Skip to August. It was almost time to pack my bags, to collect my passport from the Syrian Embassy and to beg a lift to Heathrow. Jodie was refusing to meet up with me. Three days to go and I called him one evening as I walked passed that same post office. I got his voicemail instead. ‘I’m leaving in two days,’ I must have said. ‘I haven’t seen you in a week. Don’t you want to say goodbye?’

He called back at the wrong time. When I got out of the tube at the other end of my journey, his voicemail was waiting for me. ‘I don’t think it’ll be good for me to see you. I mean, a year is a long time.’

I can laugh at it now. I can understand why he did it. I can even thank him for it. But at the time his way of doing things filled me with rage, which eventually subsided when I got to Damascus. By then, I missed him.

We went out last night – Ali and I – to a ‘Mediterranean night’ at Enclave on Brewer Street. Quite unexpectedly, I won a jar of sweets in the raffle.
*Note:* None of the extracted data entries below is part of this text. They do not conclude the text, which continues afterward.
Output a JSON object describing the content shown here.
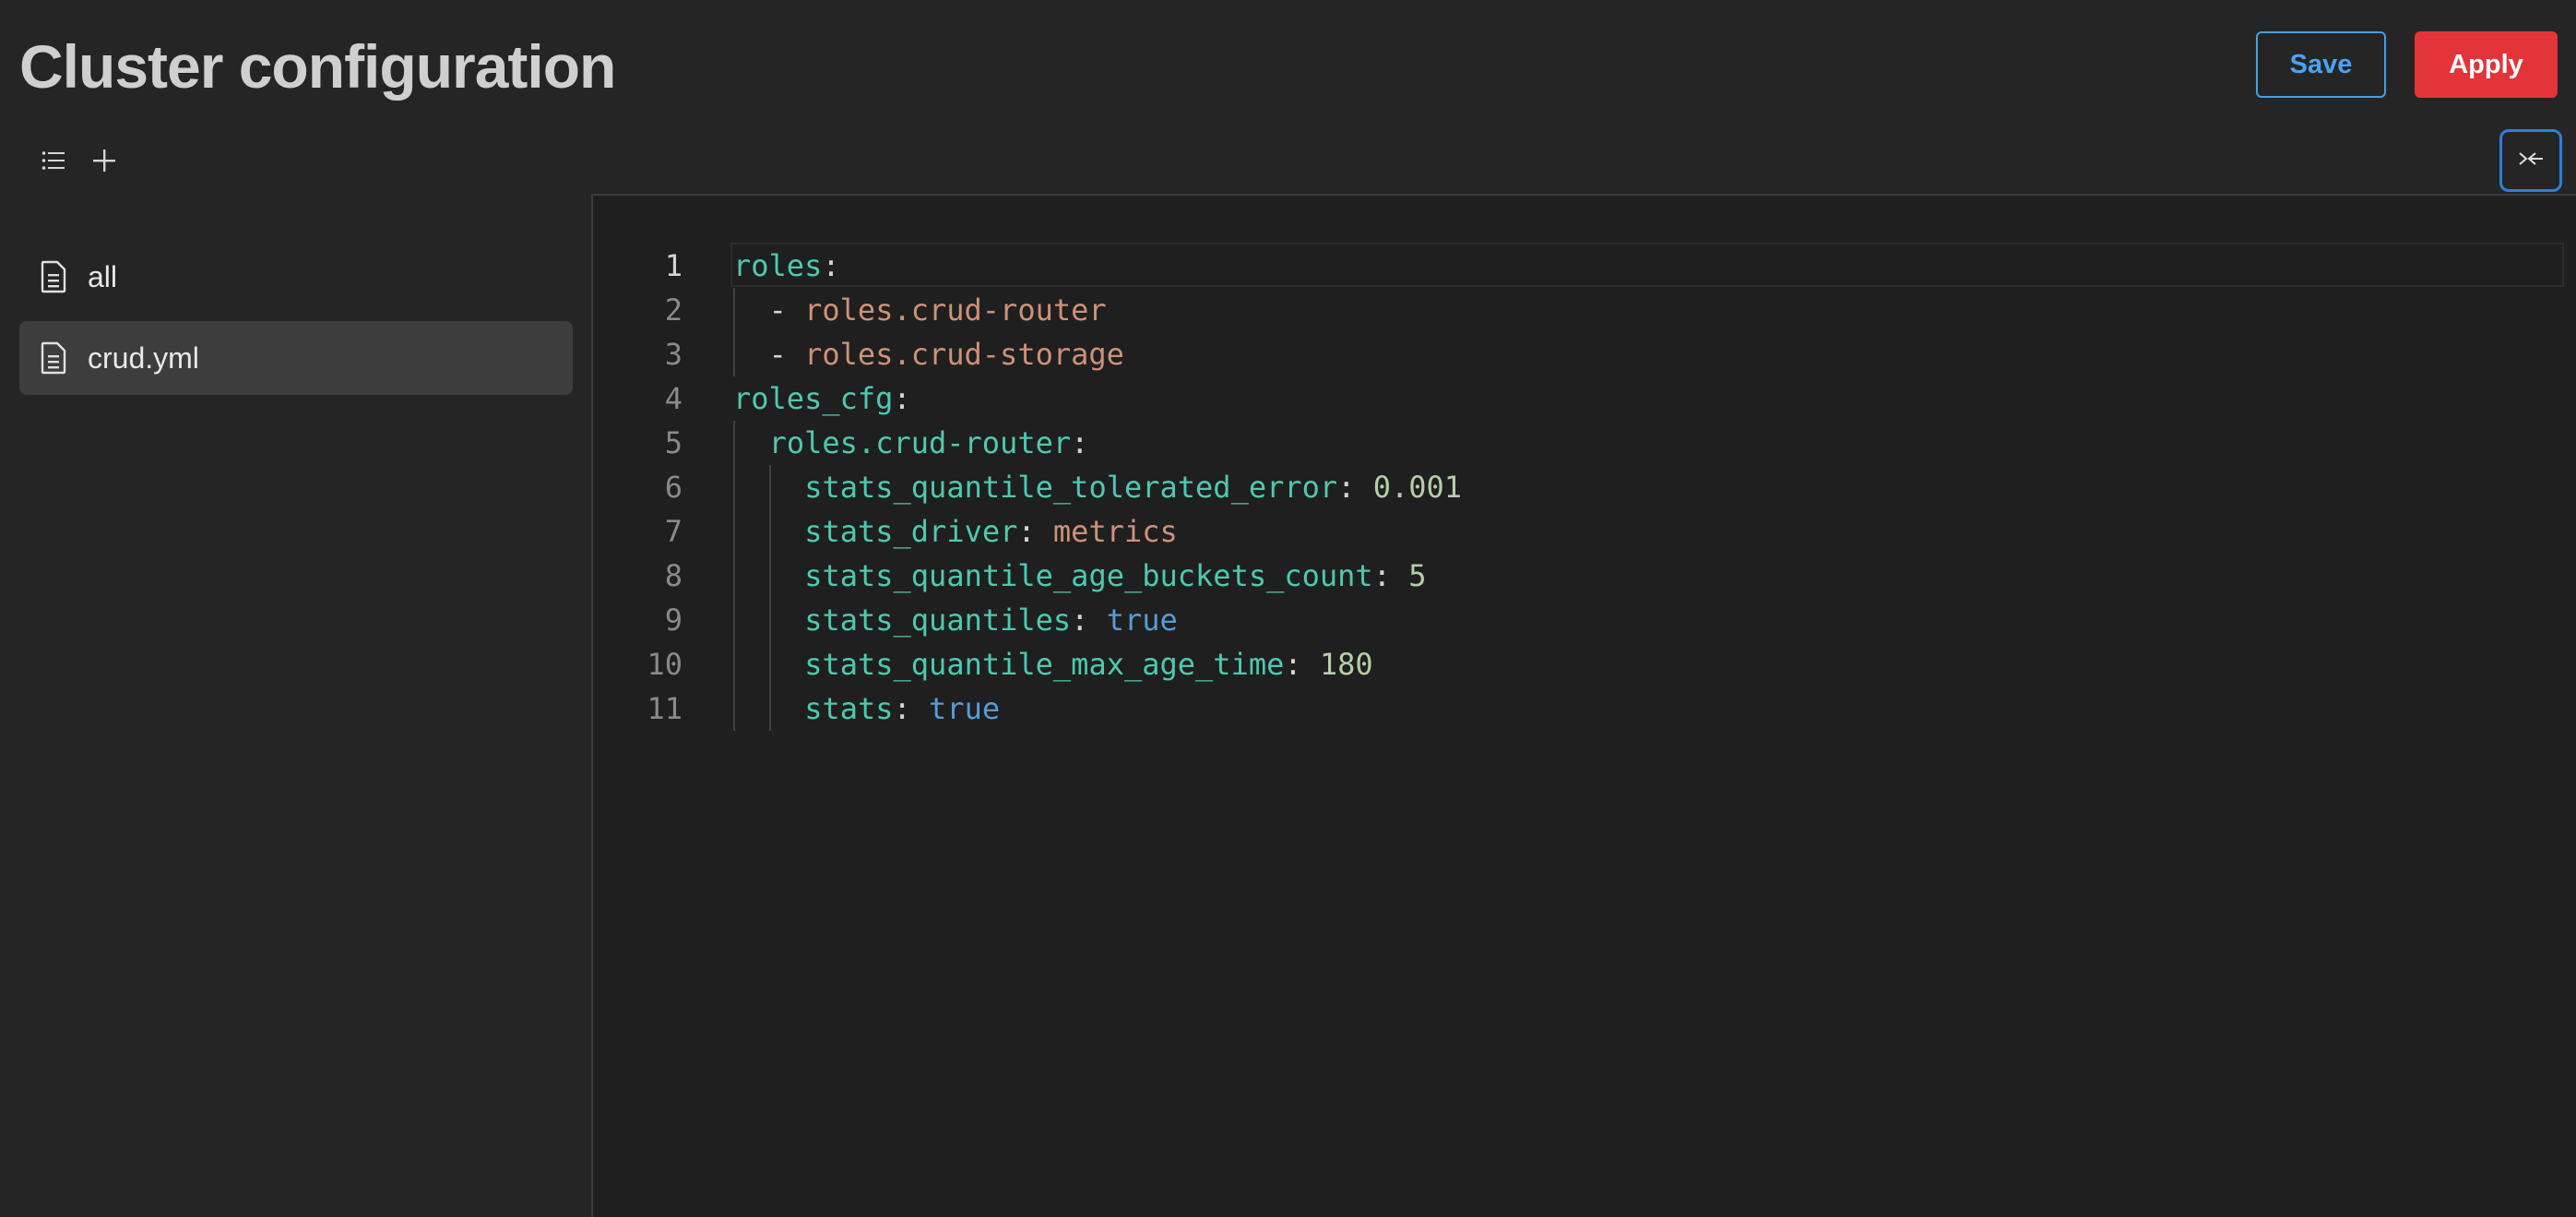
{
  "header": {
    "title": "Cluster configuration",
    "save_label": "Save",
    "apply_label": "Apply"
  },
  "toolbar": {
    "list_icon": "list-icon",
    "add_icon": "plus-icon",
    "toggle_icon": "collapse-panel-icon"
  },
  "sidebar": {
    "files": [
      {
        "label": "all",
        "icon": "file-icon",
        "selected": false
      },
      {
        "label": "crud.yml",
        "icon": "file-icon",
        "selected": true
      }
    ]
  },
  "editor": {
    "file": "crud.yml",
    "lines": [
      {
        "num": "1",
        "indent": 0,
        "tokens": [
          {
            "t": "roles",
            "c": "k"
          },
          {
            "t": ":",
            "c": "p"
          }
        ]
      },
      {
        "num": "2",
        "indent": 1,
        "tokens": [
          {
            "t": "- ",
            "c": "p"
          },
          {
            "t": "roles.crud-router",
            "c": "s"
          }
        ]
      },
      {
        "num": "3",
        "indent": 1,
        "tokens": [
          {
            "t": "- ",
            "c": "p"
          },
          {
            "t": "roles.crud-storage",
            "c": "s"
          }
        ]
      },
      {
        "num": "4",
        "indent": 0,
        "tokens": [
          {
            "t": "roles_cfg",
            "c": "k"
          },
          {
            "t": ":",
            "c": "p"
          }
        ]
      },
      {
        "num": "5",
        "indent": 1,
        "tokens": [
          {
            "t": "roles.crud-router",
            "c": "k"
          },
          {
            "t": ":",
            "c": "p"
          }
        ]
      },
      {
        "num": "6",
        "indent": 2,
        "tokens": [
          {
            "t": "stats_quantile_tolerated_error",
            "c": "k"
          },
          {
            "t": ": ",
            "c": "p"
          },
          {
            "t": "0.001",
            "c": "n"
          }
        ]
      },
      {
        "num": "7",
        "indent": 2,
        "tokens": [
          {
            "t": "stats_driver",
            "c": "k"
          },
          {
            "t": ": ",
            "c": "p"
          },
          {
            "t": "metrics",
            "c": "s"
          }
        ]
      },
      {
        "num": "8",
        "indent": 2,
        "tokens": [
          {
            "t": "stats_quantile_age_buckets_count",
            "c": "k"
          },
          {
            "t": ": ",
            "c": "p"
          },
          {
            "t": "5",
            "c": "n"
          }
        ]
      },
      {
        "num": "9",
        "indent": 2,
        "tokens": [
          {
            "t": "stats_quantiles",
            "c": "k"
          },
          {
            "t": ": ",
            "c": "p"
          },
          {
            "t": "true",
            "c": "b"
          }
        ]
      },
      {
        "num": "10",
        "indent": 2,
        "tokens": [
          {
            "t": "stats_quantile_max_age_time",
            "c": "k"
          },
          {
            "t": ": ",
            "c": "p"
          },
          {
            "t": "180",
            "c": "n"
          }
        ]
      },
      {
        "num": "11",
        "indent": 2,
        "tokens": [
          {
            "t": "stats",
            "c": "k"
          },
          {
            "t": ": ",
            "c": "p"
          },
          {
            "t": "true",
            "c": "b"
          }
        ]
      }
    ]
  },
  "colors": {
    "accent": "#4aa3f0",
    "danger": "#e3343a",
    "key": "#4ec9b0",
    "string": "#ce9178",
    "number": "#b5cea8",
    "boolean": "#569cd6"
  }
}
The DJ, who called out my number, recognised me from Facebook. By that point I was so drunk on Stella and JD&coke that being recognised by a DJ really impressed me. I needed the distraction: bodies gyrating to the camp tones of Arabic and Turkish pop; the Brazilian that chatted me up; the Kazakh, his mad cousin and Jewish fag hag who turned every tune the DJ played into a celebration of their homeland (they invited us to Fire but we declined); Shap and his Nigerian friend; the black guy outside Centrepoint (according to Ali: ‘He looked you up and down. What’s wrong with you? Talk to him. He’s so hot I’m getting a hard on!’); the other black guy on Charing Cross Rd whose last word in a shouting match with a white guy was, ‘My dick’s bigger than yours’ (I offered him some of my sweets – ‘It’ll calm you down’ – but his friends only laughed at me); and, finally, the cabaret that is the No 25 night bus.